Unfortunately this would be a bit painful - looks like your connection moved servers a few hours ago so it’d involve tracing things back across all the servers to work out where your connection lived in the past.

It does but that’s all traffic - I have something like that here. I was interested in how much goes specifically to FA from my two feeders.

No problem, like I said, it was just a ‘nice to know’ sort of thing.

No it’s not, try what i suggested.

Actually just saw you can also use a maybe more appropriate mode:

sudo nethogs -v 1 -s

The KB will count up in that mode instead of displaying KB/s
Hmm … too bad it doesn’t show for how long it’s been running :slight_smile:

Apologies, assumption and all that :slight_smile:

Anyway. three minutes of runtime and this does give me a huge WTF moment.

Why WTF?
You’re sending beast data to another pi, no?

All the entries for ADSBX.

I don’t think I am sending the beast data to another Pi. It’s going into my VRS instance but I can’t think of another Pi that I’m sending it to.

That’s the curl from the stats package, it’s called every 5 seconds from a script and this software doesn’t summarize separate processes.
It doesn’t add up to huge amounts of data either.

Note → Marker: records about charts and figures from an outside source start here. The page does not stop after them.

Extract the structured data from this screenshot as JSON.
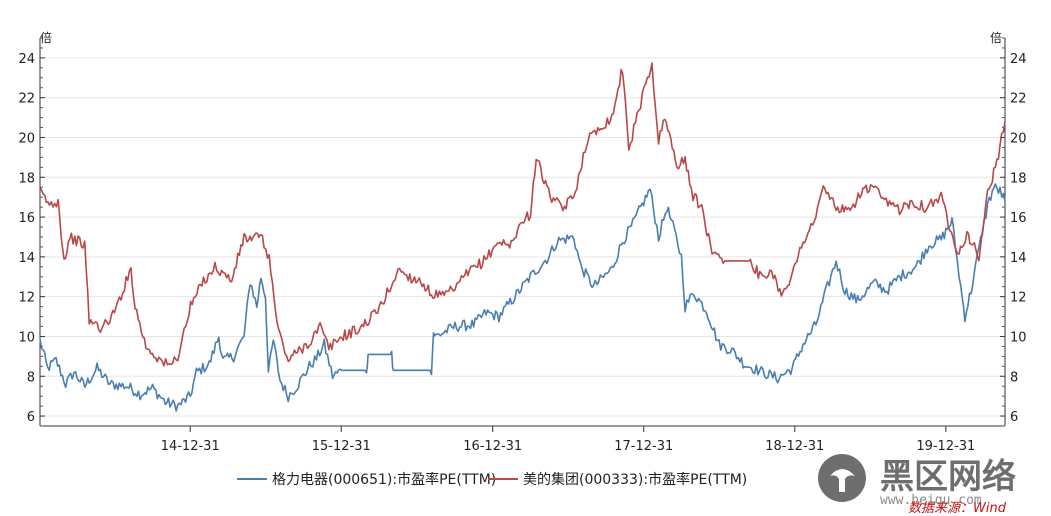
{
  "chart_data": {
    "type": "line",
    "title": "",
    "xlabel": "",
    "ylabel": "",
    "ylim": [
      5.5,
      25
    ],
    "xlim": [
      "2014-01-02",
      "2020-05-22"
    ],
    "y_unit_left": "倍",
    "y_unit_right": "倍",
    "y_ticks": [
      6,
      8,
      10,
      12,
      14,
      16,
      18,
      20,
      22,
      24
    ],
    "x_ticks": [
      {
        "date": "2014-12-31",
        "label": "14-12-31"
      },
      {
        "date": "2015-12-31",
        "label": "15-12-31"
      },
      {
        "date": "2016-12-31",
        "label": "16-12-31"
      },
      {
        "date": "2017-12-31",
        "label": "17-12-31"
      },
      {
        "date": "2018-12-31",
        "label": "18-12-31"
      },
      {
        "date": "2019-12-31",
        "label": "19-12-31"
      }
    ],
    "grid": {
      "horizontal": true,
      "vertical": false
    },
    "legend_position": "bottom-center",
    "series": [
      {
        "name": "格力电器(000651):市盈率PE(TTM)",
        "color": "#4a7eb0",
        "points": [
          [
            "2014-01-02",
            9.8
          ],
          [
            "2014-01-20",
            8.4
          ],
          [
            "2014-02-10",
            8.8
          ],
          [
            "2014-03-05",
            7.6
          ],
          [
            "2014-03-25",
            8.2
          ],
          [
            "2014-04-20",
            7.5
          ],
          [
            "2014-05-20",
            8.4
          ],
          [
            "2014-06-20",
            7.6
          ],
          [
            "2014-08-01",
            7.5
          ],
          [
            "2014-09-01",
            7.1
          ],
          [
            "2014-10-01",
            7.4
          ],
          [
            "2014-11-01",
            6.7
          ],
          [
            "2014-12-01",
            6.5
          ],
          [
            "2014-12-31",
            7.0
          ],
          [
            "2015-01-15",
            8.2
          ],
          [
            "2015-02-15",
            8.6
          ],
          [
            "2015-03-10",
            10.0
          ],
          [
            "2015-03-20",
            8.8
          ],
          [
            "2015-04-15",
            9.0
          ],
          [
            "2015-05-10",
            10.0
          ],
          [
            "2015-05-25",
            12.8
          ],
          [
            "2015-06-10",
            11.5
          ],
          [
            "2015-06-20",
            13.0
          ],
          [
            "2015-07-01",
            12.0
          ],
          [
            "2015-07-08",
            8.2
          ],
          [
            "2015-07-20",
            9.8
          ],
          [
            "2015-08-05",
            7.8
          ],
          [
            "2015-08-25",
            7.0
          ],
          [
            "2015-09-15",
            7.5
          ],
          [
            "2015-10-15",
            8.5
          ],
          [
            "2015-11-01",
            8.9
          ],
          [
            "2015-11-20",
            9.6
          ],
          [
            "2015-12-10",
            8.0
          ],
          [
            "2016-01-01",
            8.3
          ],
          [
            "2016-03-01",
            8.3
          ],
          [
            "2016-03-05",
            9.1
          ],
          [
            "2016-05-01",
            9.1
          ],
          [
            "2016-05-05",
            8.3
          ],
          [
            "2016-08-05",
            8.3
          ],
          [
            "2016-08-10",
            10.2
          ],
          [
            "2016-08-15",
            10.0
          ],
          [
            "2016-10-01",
            10.5
          ],
          [
            "2016-11-15",
            10.6
          ],
          [
            "2016-12-15",
            11.2
          ],
          [
            "2017-01-15",
            11.0
          ],
          [
            "2017-02-15",
            11.8
          ],
          [
            "2017-04-01",
            13.0
          ],
          [
            "2017-05-15",
            14.0
          ],
          [
            "2017-06-05",
            14.8
          ],
          [
            "2017-07-15",
            15.0
          ],
          [
            "2017-08-01",
            13.5
          ],
          [
            "2017-09-01",
            12.5
          ],
          [
            "2017-10-15",
            13.4
          ],
          [
            "2017-11-10",
            14.8
          ],
          [
            "2017-12-01",
            15.5
          ],
          [
            "2018-01-15",
            17.4
          ],
          [
            "2018-02-05",
            15.0
          ],
          [
            "2018-02-25",
            16.5
          ],
          [
            "2018-03-15",
            15.3
          ],
          [
            "2018-04-01",
            14.0
          ],
          [
            "2018-04-10",
            11.5
          ],
          [
            "2018-05-01",
            12.2
          ],
          [
            "2018-06-01",
            11.3
          ],
          [
            "2018-07-01",
            9.6
          ],
          [
            "2018-08-01",
            9.3
          ],
          [
            "2018-09-01",
            8.6
          ],
          [
            "2018-10-15",
            8.2
          ],
          [
            "2018-11-20",
            7.9
          ],
          [
            "2018-12-25",
            8.4
          ],
          [
            "2019-01-20",
            9.6
          ],
          [
            "2019-02-20",
            10.6
          ],
          [
            "2019-03-20",
            12.5
          ],
          [
            "2019-04-10",
            13.8
          ],
          [
            "2019-05-01",
            12.3
          ],
          [
            "2019-06-01",
            11.8
          ],
          [
            "2019-07-10",
            12.7
          ],
          [
            "2019-08-10",
            12.3
          ],
          [
            "2019-09-10",
            13.0
          ],
          [
            "2019-10-20",
            13.5
          ],
          [
            "2019-11-20",
            14.6
          ],
          [
            "2019-12-20",
            14.9
          ],
          [
            "2020-01-15",
            15.8
          ],
          [
            "2020-02-05",
            12.5
          ],
          [
            "2020-02-15",
            11.0
          ],
          [
            "2020-03-01",
            12.3
          ],
          [
            "2020-03-20",
            14.4
          ],
          [
            "2020-04-10",
            16.6
          ],
          [
            "2020-04-25",
            17.5
          ],
          [
            "2020-05-10",
            17.3
          ],
          [
            "2020-05-22",
            16.8
          ]
        ]
      },
      {
        "name": "美的集团(000333):市盈率PE(TTM)",
        "color": "#b84848",
        "points": [
          [
            "2014-01-02",
            17.3
          ],
          [
            "2014-01-25",
            16.6
          ],
          [
            "2014-02-15",
            16.8
          ],
          [
            "2014-03-01",
            13.8
          ],
          [
            "2014-03-15",
            15.0
          ],
          [
            "2014-04-20",
            14.6
          ],
          [
            "2014-05-01",
            10.8
          ],
          [
            "2014-06-01",
            10.4
          ],
          [
            "2014-07-01",
            11.2
          ],
          [
            "2014-08-10",
            13.4
          ],
          [
            "2014-08-20",
            11.5
          ],
          [
            "2014-09-15",
            9.5
          ],
          [
            "2014-10-20",
            8.8
          ],
          [
            "2014-11-10",
            8.5
          ],
          [
            "2014-12-01",
            9.0
          ],
          [
            "2015-01-01",
            11.5
          ],
          [
            "2015-02-01",
            12.8
          ],
          [
            "2015-03-01",
            13.5
          ],
          [
            "2015-04-10",
            12.8
          ],
          [
            "2015-05-10",
            15.0
          ],
          [
            "2015-06-01",
            14.8
          ],
          [
            "2015-06-15",
            15.2
          ],
          [
            "2015-07-10",
            14.0
          ],
          [
            "2015-07-25",
            11.2
          ],
          [
            "2015-08-05",
            10.0
          ],
          [
            "2015-08-25",
            8.8
          ],
          [
            "2015-09-20",
            9.3
          ],
          [
            "2015-10-15",
            9.7
          ],
          [
            "2015-11-10",
            10.5
          ],
          [
            "2015-12-01",
            9.4
          ],
          [
            "2016-01-01",
            10.0
          ],
          [
            "2016-02-15",
            10.4
          ],
          [
            "2016-04-01",
            11.4
          ],
          [
            "2016-05-20",
            13.4
          ],
          [
            "2016-06-10",
            13.0
          ],
          [
            "2016-07-10",
            12.8
          ],
          [
            "2016-08-01",
            12.2
          ],
          [
            "2016-09-01",
            12.0
          ],
          [
            "2016-10-01",
            12.4
          ],
          [
            "2016-11-01",
            13.2
          ],
          [
            "2016-12-10",
            13.8
          ],
          [
            "2017-01-15",
            14.8
          ],
          [
            "2017-02-10",
            14.5
          ],
          [
            "2017-03-01",
            15.4
          ],
          [
            "2017-04-01",
            16.2
          ],
          [
            "2017-04-15",
            19.0
          ],
          [
            "2017-05-15",
            17.2
          ],
          [
            "2017-06-15",
            16.4
          ],
          [
            "2017-07-15",
            17.0
          ],
          [
            "2017-08-15",
            19.8
          ],
          [
            "2017-09-15",
            20.5
          ],
          [
            "2017-10-15",
            21.0
          ],
          [
            "2017-11-10",
            23.5
          ],
          [
            "2017-11-25",
            19.5
          ],
          [
            "2017-12-15",
            21.0
          ],
          [
            "2018-01-05",
            22.8
          ],
          [
            "2018-01-20",
            23.6
          ],
          [
            "2018-02-05",
            19.8
          ],
          [
            "2018-02-20",
            21.0
          ],
          [
            "2018-03-10",
            19.5
          ],
          [
            "2018-03-25",
            18.5
          ],
          [
            "2018-04-10",
            19.0
          ],
          [
            "2018-04-25",
            17.2
          ],
          [
            "2018-05-20",
            16.5
          ],
          [
            "2018-06-10",
            14.5
          ],
          [
            "2018-07-15",
            13.8
          ],
          [
            "2018-09-15",
            13.8
          ],
          [
            "2018-10-15",
            12.8
          ],
          [
            "2018-11-05",
            13.4
          ],
          [
            "2018-11-25",
            12.2
          ],
          [
            "2018-12-10",
            12.5
          ],
          [
            "2019-01-01",
            13.5
          ],
          [
            "2019-01-20",
            14.8
          ],
          [
            "2019-02-20",
            16.0
          ],
          [
            "2019-03-10",
            17.5
          ],
          [
            "2019-04-10",
            16.5
          ],
          [
            "2019-05-10",
            16.2
          ],
          [
            "2019-06-10",
            17.3
          ],
          [
            "2019-07-10",
            17.5
          ],
          [
            "2019-08-01",
            16.8
          ],
          [
            "2019-09-10",
            16.4
          ],
          [
            "2019-10-10",
            16.8
          ],
          [
            "2019-11-10",
            16.5
          ],
          [
            "2019-12-20",
            17.0
          ],
          [
            "2020-01-10",
            15.5
          ],
          [
            "2020-02-01",
            14.2
          ],
          [
            "2020-02-20",
            15.2
          ],
          [
            "2020-03-20",
            14.0
          ],
          [
            "2020-04-10",
            17.2
          ],
          [
            "2020-04-25",
            18.2
          ],
          [
            "2020-05-10",
            19.5
          ],
          [
            "2020-05-22",
            20.8
          ]
        ]
      }
    ]
  },
  "source_note": "数据来源：Wind",
  "watermark": {
    "main": "黑区网络",
    "url": "www.heiqu.com"
  }
}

The received data for the curl seems to be wrong … i’ll double check with tcpdump.
(hmm might be the SSL for the https … but i don’t see 5 KB in the tcp dump more like 2 KB maybe)
Anyhow feel free to remove the stats package.

So dump1090-fa is sending the data to the VRS.
Anyhow just explaining the largest position on there.

I am using darkstat on my devices. Filtered on the non-LAN adress give you a good overview where the traffic goes to.

The only feed which causes that high volume on my end is opensky-network because it’s a full stream.